Le Washington Post du 1er décembre 2007 consacrait un article enthousiaste à une femme qui est aux avant-postes de ce combat douteux. Anh Duong, soeur d’un pilote de l’armée de l’air sud-vietnamienne, âgée aujourd’hui de 47 ans, est venue aux USA comme réfugiée après la libération de Saigon en 1975. Elle a gagné au Pentagone le sobriquet de « Bomb Lady » et est, selon Thomas A. Betro, directeur du Naval criminal investigation service (NCIS) l’un-e des « plus importantes développeurs-euses d’armements de l’ère moderne ». [1]
Et, en effet, son palmarès est impressionnant. Après de brillantes études, elle a dirigé pendant une décennie l’ensemble des efforts de recherche et de développement de la marine US en matière d’explosifs. Avec à son actif : « le développement de 10 nouveaux explosifs et leur incorporation dans 18 différents missiles, bombes, torpilles ou autres projectiles. » Son exploit le plus « glorieux » est venu après le 11 septembre et a été la mise au point, avec son équipe, en un temps record de 67 jours plutôt que les 3 ans prévus, de nouvelles bombes dites « thermobariques », extraordinairement puissantes, capables de pénétrer les cavernes des montagnes d’Afghanistan... et d’y tuer les ennemis de l’Amérique.

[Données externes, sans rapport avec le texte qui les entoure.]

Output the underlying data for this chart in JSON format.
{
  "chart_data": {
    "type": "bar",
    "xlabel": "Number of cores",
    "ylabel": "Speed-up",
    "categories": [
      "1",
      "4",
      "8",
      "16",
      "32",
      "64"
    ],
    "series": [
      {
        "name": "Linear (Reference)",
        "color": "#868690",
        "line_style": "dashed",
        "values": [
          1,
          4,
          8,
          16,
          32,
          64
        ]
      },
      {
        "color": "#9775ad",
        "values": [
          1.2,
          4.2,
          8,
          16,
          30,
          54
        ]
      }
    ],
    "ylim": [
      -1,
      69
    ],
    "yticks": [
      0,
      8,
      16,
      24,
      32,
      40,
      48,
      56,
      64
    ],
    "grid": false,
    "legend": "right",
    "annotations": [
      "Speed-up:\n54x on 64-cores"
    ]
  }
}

Merci pour la guerre du Vietnam
Sa motivation, la gratitude : « Ma vie sert à repayer ma dette... », une dette envers les « héros américains » de son enfance, qui ont ravagé le Vietnam. Elle explique : « Je suis ici parce qu’au Vietnam nous avons manqué de munitions. Je ne veux plus jamais être dans cette situation... » Mais attention, elle se présente comme étant contre la guerre et la violence, puisqu’elle fabrique seulement des « armes de dissuasion » que les USA doivent utiliser « quand on les provoque »... et que ses enfants ne sont pas autorisés à regarder des dessins animés violents. A la question du Washington Post de savoir si elle n’est pas inquiète sur un mauvais usage éventuel de « ses bombes ». Sa réponse est touchante : « Il faut avoir foi en nos dirigeants. »

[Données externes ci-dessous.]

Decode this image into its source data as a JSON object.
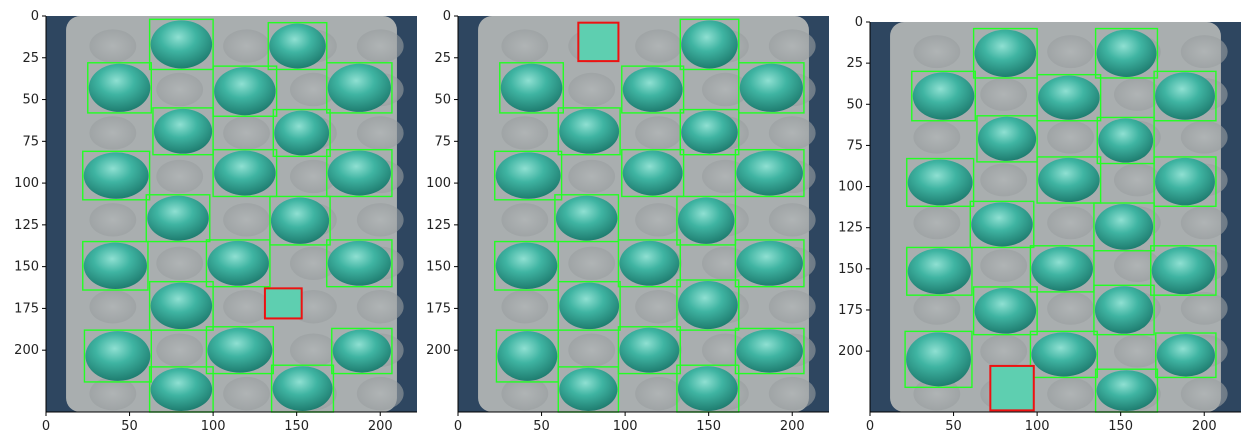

Mais aujourd’hui, Anh Duong a changé son fusil (ou plutôt ses bombes) d’épaule. Diplômée en informatique, comme en chimie, elle travaille au Pentagone et s’est occupé du développement de systèmes d’identification des « terroristes ». En effet, en Irak les troupes d’occupation US alimentent en permanence une base de données biométrique, située en Virginie, mais tout ceci de manière encore « artisanale » jusqu’ici, on évoque l’ordre de grandeur d’un demi million d’Irakien-ne-s fichés, avec 4 à 5 mille « entrées » par semaine dans le système, avec empreintes digitales, scans de rétine, etc.
Labos mobiles « antiterroristes »
L’innovation la plus récente, en train d’être introduite par Anh Duong en la matière sont des laboratoires mobiles de 6 m2, équipés de générateurs et de communications directes par satellite avec les USA2. Et ce n’est qu’un début, des unités miniaturisées, portables à dos d’homme, sont en train d’être développées... pour un fichage et un contrôle, qui va pouvoir prendre une ampleur sans précédent.
Des organisations de défense des droits humains aux USA – dont Human Rights Watch – ont d’ailleurs, l’été dernier déjà, interpellé le Département de la défense étasunien, sur le caractère illégal, au regard du droit international et des droits humains, du profilage et du fichage de centaines de milliers d’Irakien-ne-s, en évoquant également le risque ultérieur d’utilisation de ces bases de données comme outil de « violences génocidaires » possibles.3
Mais redonnons la parole à Anh Duong, citée par le Washington Post : « Un soldat qui arrête un suspect doit pouvoir savoir à la minute s’il est sur une liste de terroristes [...] il doit pouvoir trancher entre trois possibilités : Est-ce que je le laisse partir, je le garde ou je l’exécute sur le champ ? »
C’est à cette manière de rendre la « justice » que travaille ouvertement cette employée, méritante – exemplaire et décorée – du Pentagone ! Avec toujours la référence vietnamienne : « Nos gars au Vietnam n’avaient pas ce genre d’outils » pour effectuer des exécutions sommaires... « qui ne tuent pas des inocents » dit-elle.
Vers une surveillance permanente de tous
Mais ces activités de laboratoire en Irak ne sont que la pointe émergée d’un iceberg. Le FBI vient de lancer le projet NGI (Next Generation Identification) doté – pour commencer – d’un budget d’un milliard de dollars sur dix ans et destiné à collecter de manière illimitée et préventive des données biométriques de tous types, à une échelle sans précédent, sur tous et toutes. Comme le dit Barry Steinhardt, directeur du projet « Technologies et liberté » initié par l’Union des libertés civiles américaines « Cela permettra une surveillance permanente de la société. »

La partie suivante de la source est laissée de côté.